Bentalou crossed his legs, rubbed the toe of his new silver-buckled shoe. His wife explained between bites (having changed her mind about the pastry, which James cooked himself) that they had spent three days and three fortunes at least in the shops on the rue Saint-Honoré before coming to trouble his Excellency.
“Please, please.” Jefferson waved away the title. As always, Short noted, when conversation from strangers touched him personally, he parried with a schoolmasterly fact. “Did you stop at Mademoiselle Bertin’s dress shop?” he asked. Mrs. Bentalou nodded and fluffed the jupe; her husband made a noise like a man shot. Mademoiselle Bertin had gained a European fame for the cost and frequency of her fashions, which she announced by mailing to her customers small wax dolls dressed in models of her newest outfits. “Well now, here’s a curious thing,” Jefferson said. “Her shop is on the north side of the street, as you saw, but she told me once, when I went with a friend”—he paused—“she told me her rent is much higher, and her prices, too, than if she were on the south side of the street. I couldn’t think why.”

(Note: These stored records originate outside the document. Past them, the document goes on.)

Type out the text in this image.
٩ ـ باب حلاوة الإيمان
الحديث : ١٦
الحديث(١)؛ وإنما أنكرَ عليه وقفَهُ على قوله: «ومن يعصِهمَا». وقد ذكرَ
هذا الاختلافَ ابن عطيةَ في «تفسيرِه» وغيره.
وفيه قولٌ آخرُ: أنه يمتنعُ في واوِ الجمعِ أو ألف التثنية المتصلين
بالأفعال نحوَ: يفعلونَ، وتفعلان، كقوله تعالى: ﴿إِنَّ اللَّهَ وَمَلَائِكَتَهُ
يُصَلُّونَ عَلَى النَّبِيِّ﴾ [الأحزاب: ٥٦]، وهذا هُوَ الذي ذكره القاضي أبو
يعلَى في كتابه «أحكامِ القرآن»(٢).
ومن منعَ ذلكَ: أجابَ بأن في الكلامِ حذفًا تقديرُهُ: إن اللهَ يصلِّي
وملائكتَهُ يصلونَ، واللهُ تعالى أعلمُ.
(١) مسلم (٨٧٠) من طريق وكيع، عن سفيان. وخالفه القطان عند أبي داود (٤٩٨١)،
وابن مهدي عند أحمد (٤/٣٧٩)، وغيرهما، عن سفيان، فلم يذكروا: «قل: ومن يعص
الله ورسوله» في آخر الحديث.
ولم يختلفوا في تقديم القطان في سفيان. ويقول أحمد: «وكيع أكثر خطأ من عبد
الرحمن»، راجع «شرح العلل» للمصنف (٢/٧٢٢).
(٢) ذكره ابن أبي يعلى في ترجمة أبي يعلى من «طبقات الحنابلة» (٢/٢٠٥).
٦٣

Bentalou was a compact man with a farmer’s spade-sized hands. He used them now to shift his legs and pinch the toe of the other shoe.
“I don’t know about cities,” he apologized.
“But the fact is,” Jefferson persisted, “it has to do with the sun—we’re both farmers—it has to do with how much sunlight comes in her big glass windows. On the north side of the street you get the winter sun; it keeps the shop warmer, displays the goods better. In Paris, rent’s always higher on the north side of a street.”
Bentalou rubbed his chin. “We have a problem, your Excellency … a consultation.”
Jefferson sank back in his chair in the “jackknife” pose that Short could have drawn with his eyes closed: sitting on his bony hip, knees up, left shoulder higher than the right. Despite the sling, the fingers of both hands touched in a steeple.
“We’re traveling, you know, for ten months or a year, and we brought our servant with us.…”
“Just a boy,” Mrs. Bentalou deprecated. “He runs errands, keeps Mr. Bentalou’s clothes.”
“He is Negro,” Jefferson said.
“Two or three days ago,” Bentalou said, “in our hotel one of the guests, a Dutchman he was, told us that in this country, legally, a servant is free; you can’t keep him if he wants to go. Nobody said that when we arrived at Le Havre, but this Dutchman insisted this was so. So we came to you, as our … ambassador. Can we keep our slave?”
Short made himself invisible at his desk.
Jefferson tapped gently the tips of his steeple. For a long moment Short heard only the rustle of Mrs. Bentalou’s new crinoline, the asthmatic rasp of her husband’s breath.
When he finally answered, Jefferson was lawyerlike, neutral. “The laws of France do give him freedom if he claims it, and in such a case it would be difficult if not impossible to interrupt the course of the law. Slavery is illegal in France, no matter what the status or nationality of the owner may be. Nevertheless, I have known an instance where a person, bringing in a slave, and saying nothing about it, has not been disturbed in his possession.”